“Dhruba” (version française)

J’ai l’impression d’être une enfant à l’affut,  
nichée dans le coin de cette page  
Comment honorer la grandeur d’un gourou 
accompagner encore la chanson qu’il chanta ?  
Si je réduisais son enseignement à quelques caractères, formes blanches 
et noires jetées à même la page,  
mon éloge risquerait de faire naufrage,
son encre de provoquer une autre 
marée noire.  
Jamais je ne réécrirais les fugues de Bach,  
jamais je ne vendrais à Van Gogh des pastels abîmés,  
ces moitiés de couleurs oubliées tout au fond du carton. 
Imaginez un peu,  
en guise de Nuit étoilée,  
une nuit floue aux nuages joufflus  
plus un soleil émoussé.  

Comment vous dire l’infinie sagesse qu’il irradiait ?  
Ce serait un crime d’essayer de mettre le soleil en boîte. 
Ce géant avait le don de rire avec les planètes –  
de se moquer de la gravité,  
de lancer sans compter combien de phrases musicales,  
de jouer au catch avec les anneaux de Saturne,  
de plaisanter avec Pluton.  

Si je pouvais vous projeter le film qui passe dans ma tête, 
je vous inviterais à y monter et vous désignerais mon meilleur fauteuil. Pas  d’entracte au programme 
(il faudra savoir être patient).  

Trente-six cordes révèlent un millier de couleurs en pleine floraison. 
Balayant les derniers rangs,  
elles se répandent dans toute la pièce  
avant d’en percer les murs de béton  
pour aller illuminer les rues de la ville.  
Ajuster une cheville, quand il s’accordait,  
lui suffisait à ouvrir votre esprit à un paysage de palettes oubliées.
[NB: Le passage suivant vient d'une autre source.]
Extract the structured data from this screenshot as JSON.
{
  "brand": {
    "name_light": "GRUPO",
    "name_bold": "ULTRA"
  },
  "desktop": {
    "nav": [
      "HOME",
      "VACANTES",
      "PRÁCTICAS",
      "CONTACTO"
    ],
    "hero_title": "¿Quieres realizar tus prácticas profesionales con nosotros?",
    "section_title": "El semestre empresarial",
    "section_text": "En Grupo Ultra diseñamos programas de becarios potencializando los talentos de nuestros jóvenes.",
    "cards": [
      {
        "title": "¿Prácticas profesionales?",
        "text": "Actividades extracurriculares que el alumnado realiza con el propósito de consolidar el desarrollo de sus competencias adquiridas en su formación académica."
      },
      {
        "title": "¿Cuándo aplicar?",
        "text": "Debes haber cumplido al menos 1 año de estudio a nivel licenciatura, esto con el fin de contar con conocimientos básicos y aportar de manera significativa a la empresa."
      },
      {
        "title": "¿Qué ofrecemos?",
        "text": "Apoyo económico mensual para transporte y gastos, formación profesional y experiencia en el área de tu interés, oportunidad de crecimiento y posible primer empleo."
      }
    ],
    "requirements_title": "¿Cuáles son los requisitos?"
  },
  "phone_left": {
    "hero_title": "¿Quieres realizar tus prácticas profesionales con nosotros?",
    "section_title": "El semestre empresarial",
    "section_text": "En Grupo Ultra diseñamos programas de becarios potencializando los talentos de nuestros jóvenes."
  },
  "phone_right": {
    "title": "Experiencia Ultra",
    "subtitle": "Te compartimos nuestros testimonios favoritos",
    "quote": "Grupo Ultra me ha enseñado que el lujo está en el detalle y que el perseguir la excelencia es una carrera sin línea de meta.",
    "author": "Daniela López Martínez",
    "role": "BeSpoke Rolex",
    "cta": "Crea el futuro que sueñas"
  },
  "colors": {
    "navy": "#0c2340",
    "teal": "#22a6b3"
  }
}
Chacun 
de ses doigts recourbés sur le manche  
dansait, aligné, à la poursuite de la Vérité.  

Chaque note connaissait intimement ses voisines,  
celles du dessus, celles du dessous,  
la forte femme, là-haut, qui cuisinait trop épicé  
et le garçon de neuf ans, en bas, qui récitait des contes lointains 
sous la douce lumière de sa lampe,  
persuadé qu’il était le dernier éveillé.  

Nous nous sommes assis comme de jeunes garçons à un match
bien décidés à mettre la main sur le prochain ballon égaré, 
gelant dans le noir, salles de concert de Bombay –  
oublieux des excès de l’air conditionné 
nous attendions sur le bord de nos sièges délabrés, tout de bosses et 
de ressorts,  
prêts à recevoir les prix qui, nous le savions, nous étaient promis.  

Quel maigre droit d’entrée pour un tel spectacle :  
voir cet artiste rare dessiner sur ses cordes à coups d’archet,
créer des mondes ex nihilo  
écrire des contes épiques, parcourir de telles distances, 
convaincre un soleil couchant de se relever déjà.  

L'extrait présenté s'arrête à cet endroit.